Transportation's old guard is aggressively opposing the latest Senate climate proposal, arguing it diverts much-needed cash from the nation's crumbling infrastructure.
State highway officials and road builders -- arguably, the loudest voices in Washington transportation circles -- were early critics of how the climate bill sponsors, Sens. John Kerry (D-Mass.) and Joe Lieberman (I-Conn.), would address transportation emissions. Now, the two groups have begun to rally opposition to the legislation on the grounds that it will derail efforts to pass the next multiyear highway and transit bill.
More than two dozen other organizations that would benefit greatly from a new highway bill, ranging from general contractors to public transit officials, joined the American Association of State Highway and Transportation Officials (AASHTO) and the American Road and Transportation Builders Association today in sending a letter to Kerry and Lieberman calling for a sweeping rewrite of their proposal's transportation provisions.
Under their proposal, transportation emissions would be regulated under a national carbon cap, and producers and importers of gasoline and diesel would be forced to buy emissions allowances at a fixed price. In return, the proposal pumps $6.25 billion annually into the transportation sector to invest in more energy-efficient road and rail projects.
The proposal has received strong praise from many newer transportation advocacy groups that have placed a higher premium on injecting transportation into the larger climate and energy debate (E&E Daily, May 14). But the transportation traditionalists say that the oil companies will likely pass on the cost of the allowances to consumers at the pump, meaning road users won't be getting a fair return on their investment.
"This significantly undermines the user fee principle for financing federal transportation improvements that has served our nation and our economy well for more than 50 years," AASHTO and the others wrote.

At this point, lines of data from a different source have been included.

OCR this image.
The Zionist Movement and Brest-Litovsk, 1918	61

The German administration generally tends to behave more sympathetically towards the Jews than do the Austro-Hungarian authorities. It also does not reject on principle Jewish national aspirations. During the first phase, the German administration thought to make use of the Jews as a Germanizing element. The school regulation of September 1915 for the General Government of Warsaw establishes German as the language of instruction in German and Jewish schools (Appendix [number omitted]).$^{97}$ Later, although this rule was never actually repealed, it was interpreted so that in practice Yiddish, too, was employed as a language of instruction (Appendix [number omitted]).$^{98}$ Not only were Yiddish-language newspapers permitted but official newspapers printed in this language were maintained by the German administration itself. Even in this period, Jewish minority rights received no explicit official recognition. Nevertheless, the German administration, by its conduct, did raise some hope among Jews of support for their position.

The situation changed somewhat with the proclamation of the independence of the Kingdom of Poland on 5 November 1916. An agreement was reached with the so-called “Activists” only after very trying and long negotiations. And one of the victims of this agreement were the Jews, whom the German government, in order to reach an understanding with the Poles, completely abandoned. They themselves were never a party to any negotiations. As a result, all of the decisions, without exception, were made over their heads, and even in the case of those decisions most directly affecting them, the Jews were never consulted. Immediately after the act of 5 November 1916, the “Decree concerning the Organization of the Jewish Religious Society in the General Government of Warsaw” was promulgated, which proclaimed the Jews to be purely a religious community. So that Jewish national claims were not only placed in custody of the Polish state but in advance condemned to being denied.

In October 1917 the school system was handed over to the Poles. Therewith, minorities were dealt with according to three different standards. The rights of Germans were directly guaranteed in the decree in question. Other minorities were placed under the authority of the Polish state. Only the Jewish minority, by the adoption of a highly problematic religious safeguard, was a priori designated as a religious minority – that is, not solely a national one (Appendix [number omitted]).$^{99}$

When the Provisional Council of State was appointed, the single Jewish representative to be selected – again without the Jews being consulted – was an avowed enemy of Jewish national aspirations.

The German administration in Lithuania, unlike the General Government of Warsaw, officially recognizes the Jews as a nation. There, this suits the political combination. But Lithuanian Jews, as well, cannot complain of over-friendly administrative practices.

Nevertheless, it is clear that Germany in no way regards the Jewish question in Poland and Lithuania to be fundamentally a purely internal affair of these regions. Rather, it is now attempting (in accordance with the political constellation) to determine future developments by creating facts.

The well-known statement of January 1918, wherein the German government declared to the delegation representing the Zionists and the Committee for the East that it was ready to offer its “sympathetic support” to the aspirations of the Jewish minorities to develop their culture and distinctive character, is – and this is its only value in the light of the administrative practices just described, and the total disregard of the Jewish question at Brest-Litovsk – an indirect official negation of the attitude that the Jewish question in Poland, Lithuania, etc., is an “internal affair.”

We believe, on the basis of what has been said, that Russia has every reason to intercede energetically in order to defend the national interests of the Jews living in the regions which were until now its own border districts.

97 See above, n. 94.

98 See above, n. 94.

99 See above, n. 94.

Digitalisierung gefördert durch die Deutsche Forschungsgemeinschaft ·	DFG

According to the group's preliminary analysis of the bill, fees from on-road fuel consumption would generate at least $19.5 billion annually by 2013, more than three times the amount of federal money being funneled back into the transportation sector.
Further angering the transportation traditionalists is that of the $6.25 billion the climate bill would send to roads, rail and transit, $2.5 billion would head to the Highway Trust Fund, the cash-strapped federal account that currently pays the federal share of most surface transportation projects.
"Instead of returning revenue from these fees to improving the transportation system, the bill diverts at least 77 percent of the funds away from transportation infrastructure investment," the letter states. "As carbon prices increase, the bill diverts as much as 91 percent of fuel revenues."
Lawmakers have had to approve a trio of multibillion-dollar transfers to the highway account in the past two years to keep it from running dry. And the absence of a politically viable way to increase revenues into the trust fund -- which currently relies on federal fuel taxes -- has prevented lawmakers from moving forward with plans to pass the next multiyear highway bill.
The current bill was set to expire at the end of last September but has been extended through the end of this calendar year as Congress looks for a solution to the funding question.